Dem Lyrik-Meister unter den Musikern wird der Satz nachgesagt: Je kunstvoller das Musikalische, umso bescheuerter der Text. Vielleicht hat er sich deshalb bei dieser Tournee auch mehr auf seine musikalischen Wurzeln besonnen. Mit «Subterranean Homesick Blues» und «Desolation Row» hat er jedenfalls den Nerv seiner Zuhörer getroffen. Im Zuge des 60er Revivals blieben die mittlerweile ergrauten ehemaligen Hippies in Jeans und Lederjacke bei dem Konzert auch nicht unter sich. Sogar 19-jährige Schülerinnen («Mein Vater hat eine große Dylan-Plattensammlung») kamen aus Neugier auf die Musiklegende. Andere hatten den Folkbarden seit 20 Jahren nicht mehr gesehen und wollten sich einfach überraschen lassen.

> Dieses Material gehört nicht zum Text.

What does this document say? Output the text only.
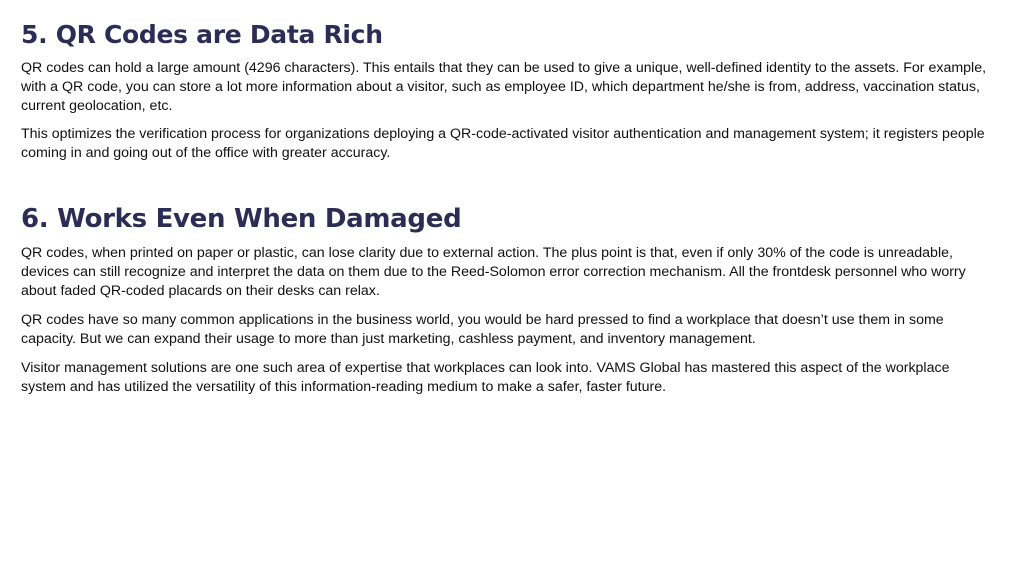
5. QR Codes are Data Rich

QR codes can hold a large amount (4296 characters). This entails that they can be used to give a unique, well-defined identity to the assets. For example, with a QR code, you can store a lot more information about a visitor, such as employee ID, which department he/she is from, address, vaccination status, current geolocation, etc.

This optimizes the verification process for organizations deploying a QR-code-activated visitor authentication and management system; it registers people coming in and going out of the office with greater accuracy.

6. Works Even When Damaged

QR codes, when printed on paper or plastic, can lose clarity due to external action. The plus point is that, even if only 30% of the code is unreadable, devices can still recognize and interpret the data on them due to the Reed-Solomon error correction mechanism. All the frontdesk personnel who worry about faded QR-coded placards on their desks can relax.

QR codes have so many common applications in the business world, you would be hard pressed to find a workplace that doesn’t use them in some capacity. But we can expand their usage to more than just marketing, cashless payment, and inventory management.

Visitor management solutions are one such area of expertise that workplaces can look into. VAMS Global has mastered this aspect of the workplace system and has utilized the versatility of this information-reading medium to make a safer, faster future.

Mit seinem Klassiker «Times are Changing» erntet er immer noch Jubel. Das zeigt auch, dass es immer noch eine Sehnsucht nach Poesie in der Pop-Musik gibt. Die Schüler jedenfalls meinten selbstbewusst: «Natürlich kennen wir Dylan. Zwangsläufig - der wurde ja ständig gecovert.»
Dylan wurde schon oft musikalisch totgesagt. Der Legende nach soll Dylan jahrelang im Songschreiben blockiert gewesen sein, nachdem ihm Leonard Cohen offenbarte, dass er länger als zwei Jahre an dem Song «Hallelujah» gesessen habe. Im letzten Jahr lieferte der Vielschreiber dann mit «Love And Theft» das 43. Album ab. Doch die meisten Zuhörer haben schon lange den Überblick über die einzelnen Platten und Titel verloren.
Es gibt wohl kaum eine Musikrichtung, die der Amerikaner nicht ausprobiert hat. Projekte mit den Byrds, Keith Richards, Ron Wood, Tom Petty, George Harrison oder den Grateful Dead hat er durchgezogen. Manche hielten ihn in den 80er Jahren körperlich für am Ende. Nach Alkohol- und Drogenexzessen schaffte er in den 90er Jahren ein Comeback mit den Musikern des «Traveling Wilburys»-Projekts und feierte wieder Erfolge mit seinen Alben «Good as I Been to You» (1992) und «MTV Unplugged» (1995).
War es sein unzerstörbares, großes Ego, dass ihn durch die Achterbahn-Fahrt seiner Karriere geführt hat? Als 19-Jähriger soll er getönt haben, er wolle größer als Elvis werden. Während er sich zu Beginn seiner Auftritte vor allem gegen das Schlechte in der Welt gesungen hatte, besann er sich später auf seine Qualitäten als Lyriker und erfand sich immer wieder neu. Auch der Künstlername des Mannes aus Minnesota ist eine Erfindung - er nannte sich nach dem Dichter Dylan Thomas. Sein richtiger Name ist Robert Allen Zimmermann. Doch sein dichterisches Talent ist schon lange anerkannt. Nicht umsonst hat man schon mal öffentlich darüber diskutiert, den einstigen Frontmann der Friedensbewegung für den Literatur-Nobelpreis zu küren. Für die «New York Times» jedenfalls ist Dylans Talent kaum zu toppen. Sie bezeichnete ihn einmal als «Shakespeare des 20. Jahrhunderts».